Injective Morphism of Commutative $C^*$-algebras

Question

Let $X$ and $Y$ be compact Hausdorff spaces, and let $\varphi : C(X) \to C(Y)$ an injective morphism of $C^*$-algebras. The book I'm reading through claims that there exists a continuous surjection $\alpha : Y \to X$ such that $$\varphi (f) = f \circ \alpha$$ for every $f \in C(X)$. But I am having trouble verifying this.

Answer 1

Here's how $\alpha$ is defined. If $y\in Y$, then $$\operatorname{ev}_y\circ\ \varphi:C(X)\to\mathbb C$$ is a non-zero $*$-homomorphism, hence there is some $\alpha(y)$ such that $\operatorname{ev}_{\alpha(y)}=\operatorname{ev}_y\circ\ \varphi$. Continuity of $\alpha$ is readily verified.

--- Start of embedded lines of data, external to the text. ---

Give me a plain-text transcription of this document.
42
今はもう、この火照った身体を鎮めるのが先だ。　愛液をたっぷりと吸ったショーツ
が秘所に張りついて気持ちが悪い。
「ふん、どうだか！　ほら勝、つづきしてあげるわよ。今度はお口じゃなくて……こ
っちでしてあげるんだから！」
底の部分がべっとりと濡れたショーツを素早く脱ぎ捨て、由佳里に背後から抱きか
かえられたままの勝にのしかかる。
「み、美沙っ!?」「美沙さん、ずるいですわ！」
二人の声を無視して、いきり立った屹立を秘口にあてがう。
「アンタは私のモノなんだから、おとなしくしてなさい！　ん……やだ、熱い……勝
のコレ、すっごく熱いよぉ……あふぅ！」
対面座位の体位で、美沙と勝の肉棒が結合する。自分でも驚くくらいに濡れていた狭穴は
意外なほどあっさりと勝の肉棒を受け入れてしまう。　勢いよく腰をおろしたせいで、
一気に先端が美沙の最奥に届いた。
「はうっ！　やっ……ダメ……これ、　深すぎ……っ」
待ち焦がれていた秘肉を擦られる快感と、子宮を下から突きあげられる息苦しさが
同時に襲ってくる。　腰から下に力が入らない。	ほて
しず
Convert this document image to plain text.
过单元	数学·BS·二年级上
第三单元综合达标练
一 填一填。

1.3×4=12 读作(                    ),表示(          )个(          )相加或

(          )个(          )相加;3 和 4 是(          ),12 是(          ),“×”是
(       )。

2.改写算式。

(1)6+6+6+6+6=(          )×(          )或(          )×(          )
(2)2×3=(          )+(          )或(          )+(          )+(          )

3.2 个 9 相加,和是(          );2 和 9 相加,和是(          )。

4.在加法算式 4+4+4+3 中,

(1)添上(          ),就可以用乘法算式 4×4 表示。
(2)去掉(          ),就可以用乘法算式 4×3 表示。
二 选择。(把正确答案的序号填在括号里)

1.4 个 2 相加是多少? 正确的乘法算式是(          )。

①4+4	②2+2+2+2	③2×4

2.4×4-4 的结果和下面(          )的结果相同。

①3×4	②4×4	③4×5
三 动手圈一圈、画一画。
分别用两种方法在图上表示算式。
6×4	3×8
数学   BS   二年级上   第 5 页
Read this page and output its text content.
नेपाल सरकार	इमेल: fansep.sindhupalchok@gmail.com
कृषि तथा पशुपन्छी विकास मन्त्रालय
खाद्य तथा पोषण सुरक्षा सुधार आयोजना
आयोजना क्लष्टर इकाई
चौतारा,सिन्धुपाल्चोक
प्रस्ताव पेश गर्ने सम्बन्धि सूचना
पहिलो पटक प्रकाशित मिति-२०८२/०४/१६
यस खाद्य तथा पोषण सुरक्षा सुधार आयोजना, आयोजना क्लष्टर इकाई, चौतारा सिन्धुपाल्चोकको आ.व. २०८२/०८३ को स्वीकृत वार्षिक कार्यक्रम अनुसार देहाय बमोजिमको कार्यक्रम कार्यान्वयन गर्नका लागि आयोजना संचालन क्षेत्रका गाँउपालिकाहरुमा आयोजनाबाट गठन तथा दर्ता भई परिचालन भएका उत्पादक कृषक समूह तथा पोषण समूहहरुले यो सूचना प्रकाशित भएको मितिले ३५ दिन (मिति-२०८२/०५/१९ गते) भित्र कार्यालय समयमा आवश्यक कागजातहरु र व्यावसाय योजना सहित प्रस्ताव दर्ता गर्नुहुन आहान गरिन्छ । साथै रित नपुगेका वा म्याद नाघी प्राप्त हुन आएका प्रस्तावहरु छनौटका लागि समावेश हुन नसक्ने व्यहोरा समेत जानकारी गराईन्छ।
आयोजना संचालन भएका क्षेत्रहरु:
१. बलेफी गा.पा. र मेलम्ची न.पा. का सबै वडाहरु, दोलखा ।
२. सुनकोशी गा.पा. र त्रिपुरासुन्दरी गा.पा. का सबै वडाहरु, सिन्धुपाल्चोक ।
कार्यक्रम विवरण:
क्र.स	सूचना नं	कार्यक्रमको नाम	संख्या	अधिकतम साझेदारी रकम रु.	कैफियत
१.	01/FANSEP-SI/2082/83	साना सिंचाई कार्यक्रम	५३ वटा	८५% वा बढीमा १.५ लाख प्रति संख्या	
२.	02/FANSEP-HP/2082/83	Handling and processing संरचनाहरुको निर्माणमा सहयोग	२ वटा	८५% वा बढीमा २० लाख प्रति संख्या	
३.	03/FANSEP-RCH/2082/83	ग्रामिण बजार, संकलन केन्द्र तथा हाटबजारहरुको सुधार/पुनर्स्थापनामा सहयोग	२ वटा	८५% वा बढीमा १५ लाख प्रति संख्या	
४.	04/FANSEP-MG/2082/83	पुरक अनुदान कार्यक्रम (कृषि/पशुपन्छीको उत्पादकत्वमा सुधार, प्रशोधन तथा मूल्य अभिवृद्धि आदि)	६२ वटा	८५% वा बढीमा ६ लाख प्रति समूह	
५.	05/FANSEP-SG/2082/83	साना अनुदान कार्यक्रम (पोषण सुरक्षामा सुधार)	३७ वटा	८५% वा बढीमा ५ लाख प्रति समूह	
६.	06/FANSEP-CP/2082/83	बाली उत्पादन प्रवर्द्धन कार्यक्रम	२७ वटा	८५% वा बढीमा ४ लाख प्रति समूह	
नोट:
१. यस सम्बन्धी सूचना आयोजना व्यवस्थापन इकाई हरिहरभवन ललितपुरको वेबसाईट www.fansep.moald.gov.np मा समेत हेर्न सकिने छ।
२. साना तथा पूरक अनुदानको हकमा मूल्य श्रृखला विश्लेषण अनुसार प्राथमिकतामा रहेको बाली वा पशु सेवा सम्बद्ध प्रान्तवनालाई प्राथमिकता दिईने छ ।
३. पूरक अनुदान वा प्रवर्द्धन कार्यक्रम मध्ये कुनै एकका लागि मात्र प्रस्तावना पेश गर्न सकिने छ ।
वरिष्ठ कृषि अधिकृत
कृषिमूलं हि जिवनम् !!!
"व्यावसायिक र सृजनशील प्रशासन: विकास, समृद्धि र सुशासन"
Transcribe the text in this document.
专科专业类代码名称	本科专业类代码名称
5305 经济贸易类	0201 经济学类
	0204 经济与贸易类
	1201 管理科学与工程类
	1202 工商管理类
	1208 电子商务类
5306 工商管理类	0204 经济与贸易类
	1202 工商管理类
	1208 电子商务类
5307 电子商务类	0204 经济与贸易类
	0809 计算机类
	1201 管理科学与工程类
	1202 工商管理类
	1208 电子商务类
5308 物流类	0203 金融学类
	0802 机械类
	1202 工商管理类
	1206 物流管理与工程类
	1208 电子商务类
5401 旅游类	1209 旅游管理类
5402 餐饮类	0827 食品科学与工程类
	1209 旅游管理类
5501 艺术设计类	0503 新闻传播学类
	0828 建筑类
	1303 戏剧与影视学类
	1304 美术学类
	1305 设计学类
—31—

Now, suppose that $\alpha$ is not surjective. Then $\alpha(Y)$ is a proper closed subspace of $X$, hence there is a non-zero function $f\in C(X)$ which vanishes on $\alpha(Y)$ (by Urysohn's lemma). But then $$\|\varphi(f)\|_\infty=\sup_{y\in Y}|(\operatorname{ev}_y\circ\ \varphi)(f)|=\sup_{y\in Y}|\operatorname{ev}_{\alpha(y)}(f)|=0,$$ and thus $\varphi$ is not injective.